Since her untimely death in 1992 there has never been a full length biography of the English writer, feminist and socialist Angela Carter. Thankfully this first foray into biography by author Edmund Gordon manifestly rights that wrong.
Carter famously described herself as “a born fabulist”, and Gordon takes that as his cue to deconstruct many of the myths that have sprung up around his subject, delineating Carter’s deliberate reinventions of herself with unprecedented access to her diaries, letters and manuscripts.

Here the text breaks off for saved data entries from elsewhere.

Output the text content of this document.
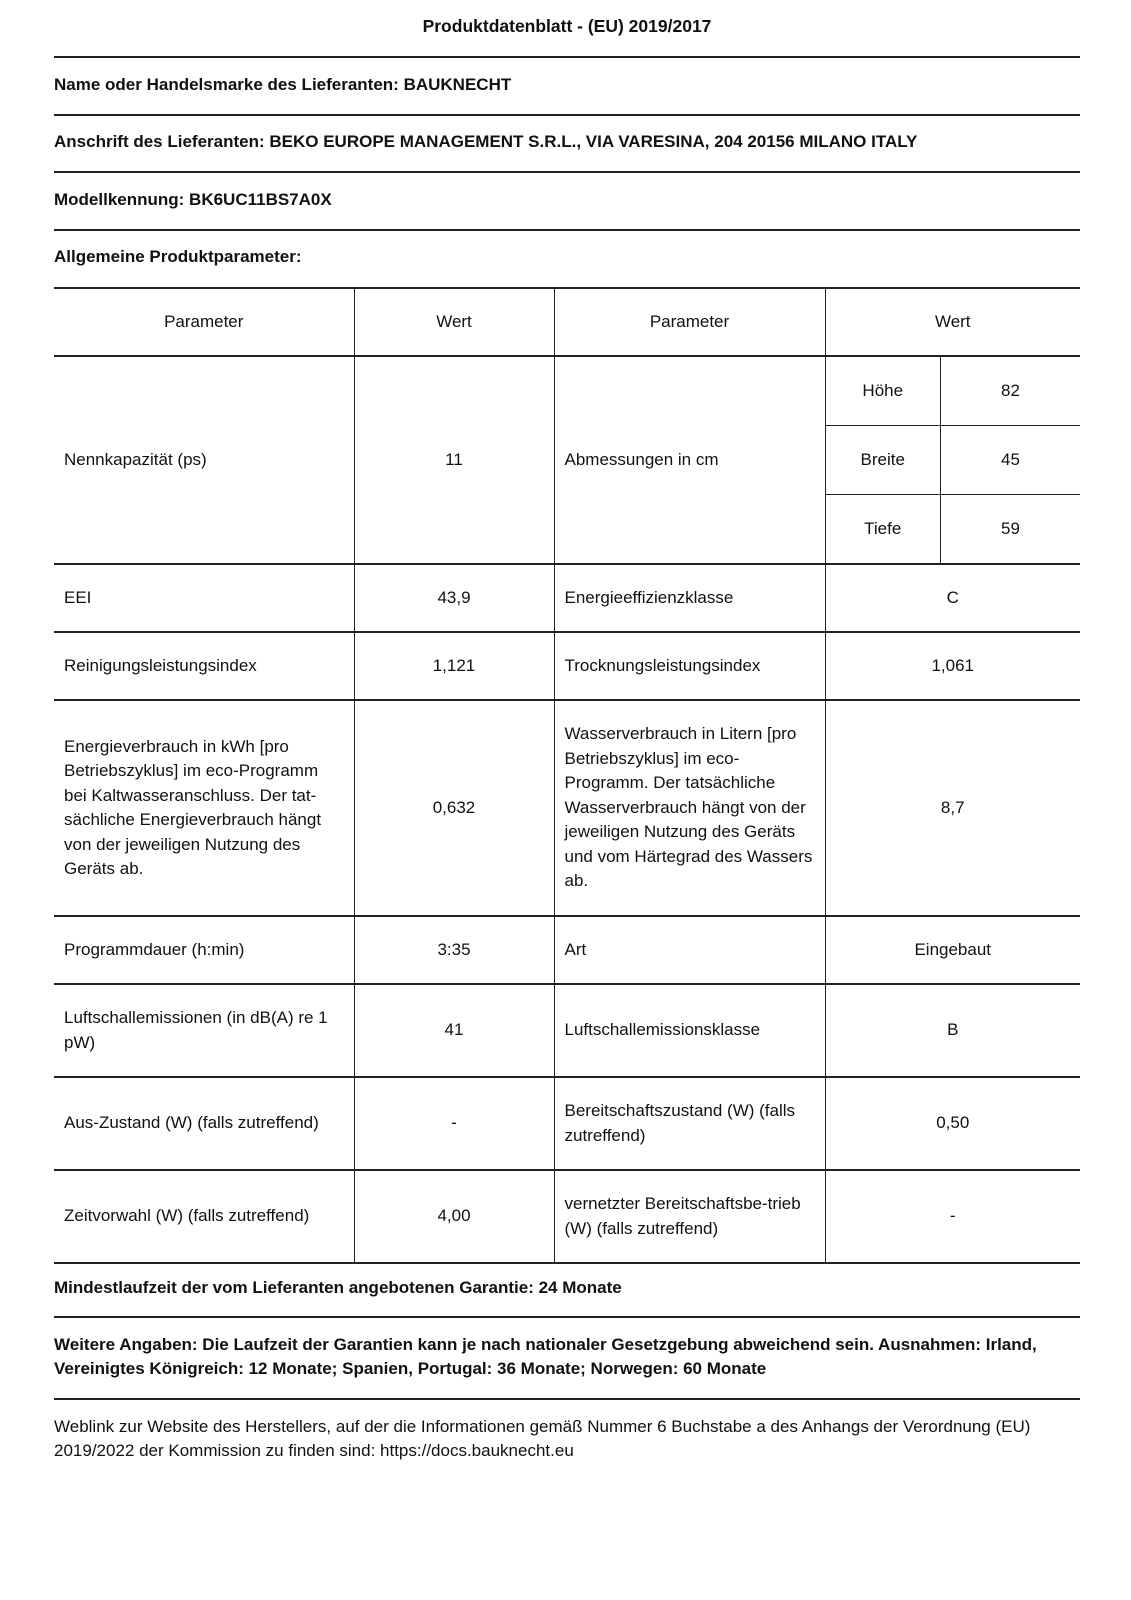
Produktdatenblatt - (EU) 2019/2017
Name oder Handelsmarke des Lieferanten: BAUKNECHT
Anschrift des Lieferanten: BEKO EUROPE MANAGEMENT S.R.L., VIA VARESINA, 204 20156 MILANO ITALY
Modellkennung: BK6UC11BS7A0X
Allgemeine Produktparameter:
Parameter	Wert	Parameter	Wert
Nennkapazität (ps)	11	Abmessungen in cm	
Höhe	82
Breite	45
Tiefe	59

EEI	43,9	Energieeffizienzklasse	C
Reinigungsleistungsindex	1,121	Trocknungsleistungsindex	1,061
Energieverbrauch in kWh [pro Betriebszyklus] im eco-Programm bei Kaltwasseranschluss. Der tat-sächliche Energieverbrauch hängt von der jeweiligen Nutzung des Geräts ab.	0,632	Wasserverbrauch in Litern [pro Betriebszyklus] im eco-Programm. Der tatsächliche Wasserverbrauch hängt von der jeweiligen Nutzung des Geräts und vom Härtegrad des Wassers ab.	8,7
Programmdauer (h:min)	3:35	Art	Eingebaut
Luftschallemissionen (in dB(A) re 1 pW)	41	Luftschallemissionsklasse	B
Aus-Zustand (W) (falls zutreffend)	-	Bereitschaftszustand (W) (falls zutreffend)	0,50
Zeitvorwahl (W) (falls zutreffend)	4,00	vernetzter Bereitschaftsbe-trieb (W) (falls zutreffend)	-
Mindestlaufzeit der vom Lieferanten angebotenen Garantie: 24 Monate
Weitere Angaben: Die Laufzeit der Garantien kann je nach nationaler Gesetzgebung abweichend sein. Ausnahmen: Irland, Vereinigtes Königreich: 12 Monate; Spanien, Portugal: 36 Monate; Norwegen: 60 Monate
Weblink zur Website des Herstellers, auf der die Informationen gemäß Nummer 6 Buchstabe a des Anhangs der Verordnung (EU) 2019/2022 der Kommission zu finden sind: https://docs.bauknecht.eu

The narrative is as epic and picaresque as one of her novels: escaping from her mother’s tyranny by marrying young, Carter’s literary talent rises slowly but surely in a post-war environment of grasped opportunities and relentless honing of her skills. Gordon vividly brings to life a time when women (from certain backgrounds at least) had real access to learning amid the post-war economic boom of the early 1950s, but is clear to undercut any sense of inevitability about Carter’s success by demonstrating the obstacles set in her way — a stifling first marriage, near-poverty, rejection of her work, the daily domestic grind.
Her metamorphosis from aspiring unknown to internationally acclaimed author takes place against a backdrop of cultural, political and societal ferment, a journey traversing everything from New Left politics in the 1960s to her involvement in the landmark founding of the feminist imprint Virago in the 1970s.

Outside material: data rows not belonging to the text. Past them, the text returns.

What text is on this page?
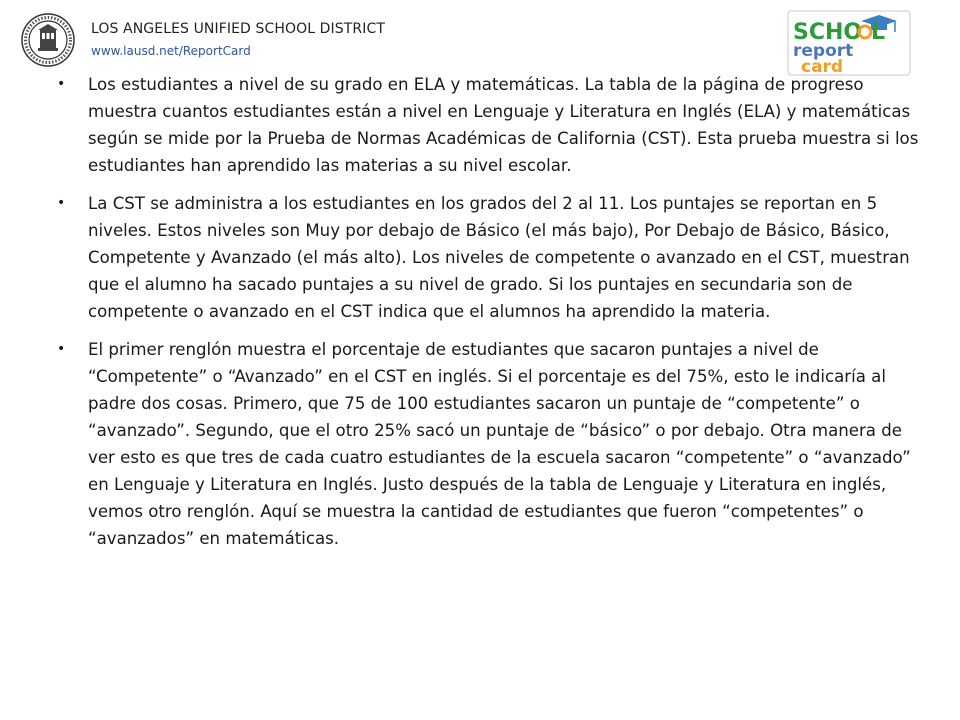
LOS ANGELES UNIFIED SCHOOL DISTRICT
www.lausd.net/ReportCard
SCHO L
report
card
•	Los estudiantes a nivel de su grado en ELA y matemáticas. La tabla de la página de progreso muestra cuantos estudiantes están a nivel en Lenguaje y Literatura en Inglés (ELA) y matemáticas según se mide por la Prueba de Normas Académicas de California (CST). Esta prueba muestra si los estudiantes han aprendido las materias a su nivel escolar.
•	La CST se administra a los estudiantes en los grados del 2 al 11. Los puntajes se reportan en 5 niveles. Estos niveles son Muy por debajo de Básico (el más bajo), Por Debajo de Básico, Básico, Competente y Avanzado (el más alto). Los niveles de competente o avanzado en el CST, muestran que el alumno ha sacado puntajes a su nivel de grado. Si los puntajes en secundaria son de competente o avanzado en el CST indica que el alumnos ha aprendido la materia.
•	El primer renglón muestra el porcentaje de estudiantes que sacaron puntajes a nivel de “Competente” o “Avanzado” en el CST en inglés. Si el porcentaje es del 75%, esto le indicaría al padre dos cosas. Primero, que 75 de 100 estudiantes sacaron un puntaje de “competente” o “avanzado”. Segundo, que el otro 25% sacó un puntaje de “básico” o por debajo. Otra manera de ver esto es que tres de cada cuatro estudiantes de la escuela sacaron “competente” o “avanzado” en Lenguaje y Literatura en Inglés. Justo después de la tabla de Lenguaje y Literatura en inglés, vemos otro renglón. Aquí se muestra la cantidad de estudiantes que fueron “competentes” o “avanzados” en matemáticas.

The book is full of surprising details, such as John Berger’s encouragement for her controversial book The Sadeian Woman, and the influence of the theories of psychiatrist R D Laing on some of her early works. Likewise her passionate, anti-censorship defence of her great friend Salman Rushdie’s book The Satanic Verses in the late 1980s. The literary world that allowed Carter’s talent to develop is long gone. The book is littered with references to obscure journals and magazines that were once the energetic training ground for writers like her, all now defunct and forgotten.

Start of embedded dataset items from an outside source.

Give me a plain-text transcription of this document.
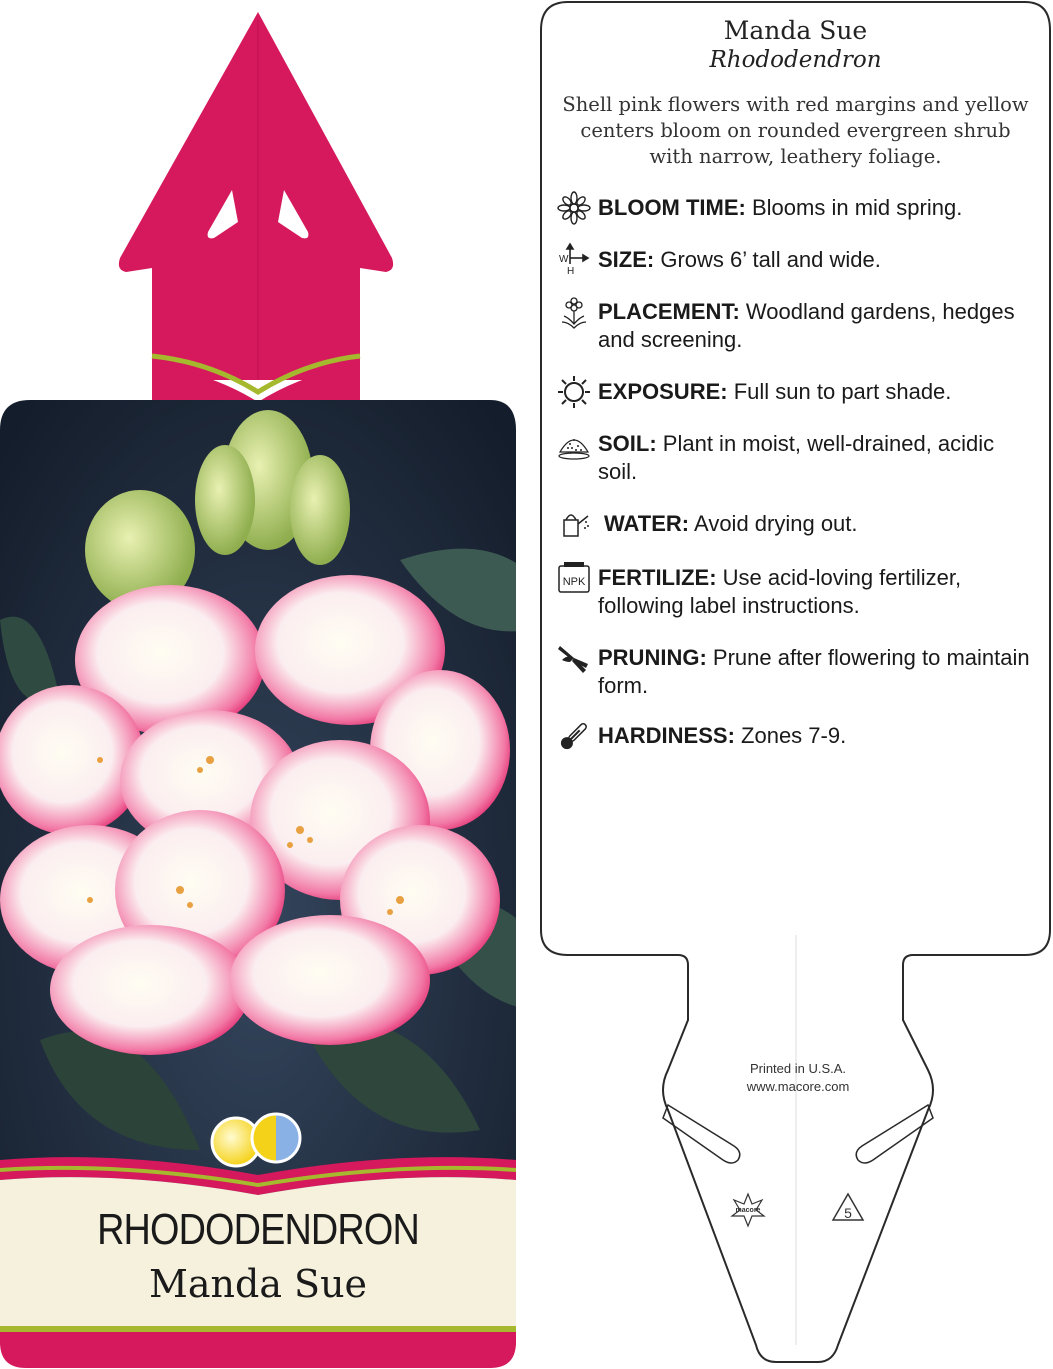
RHODODENDRON
Manda Sue
macore	5
Manda Sue
Rhododendron
Shell pink flowers with red margins and yellow centers bloom on rounded evergreen shrub with narrow, leathery foliage.
BLOOM TIME: Blooms in mid spring.
W
H SIZE: Grows 6’ tall and wide.
PLACEMENT: Woodland gardens, hedges and screening.
EXPOSURE: Full sun to part shade.
SOIL: Plant in moist, well-drained, acidic soil.
WATER: Avoid drying out.
NPK FERTILIZE: Use acid-loving fertilizer, following label instructions.
PRUNING: Prune after flowering to maintain form.
HARDINESS: Zones 7-9.
Printed in U.S.A.
www.macore.com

Gordon’s careful prose sometimes betrays itself, placing Carter within “the Rushdie generation” — the gilded cage of the UK literary establishment — rather than placing her in a wider context of global literature. She has more in common with fellow renegade Kathy Acker than Ian McEwan. Carter’s male contemporaries are amply rewarded by the Thatcherite greed and commercial overdrive of the 1980s book world, but critically, she is not. However, the contrast between Carter’s material comforts amid the emerging neoliberal clampdown that decimated so much during that brutal decade is glaring, and the sudden onset of her illness brings the book to a shuddering stop. Ultimately this excellent biography should reignite an interest in the body of work created by one of literature’s great subversives.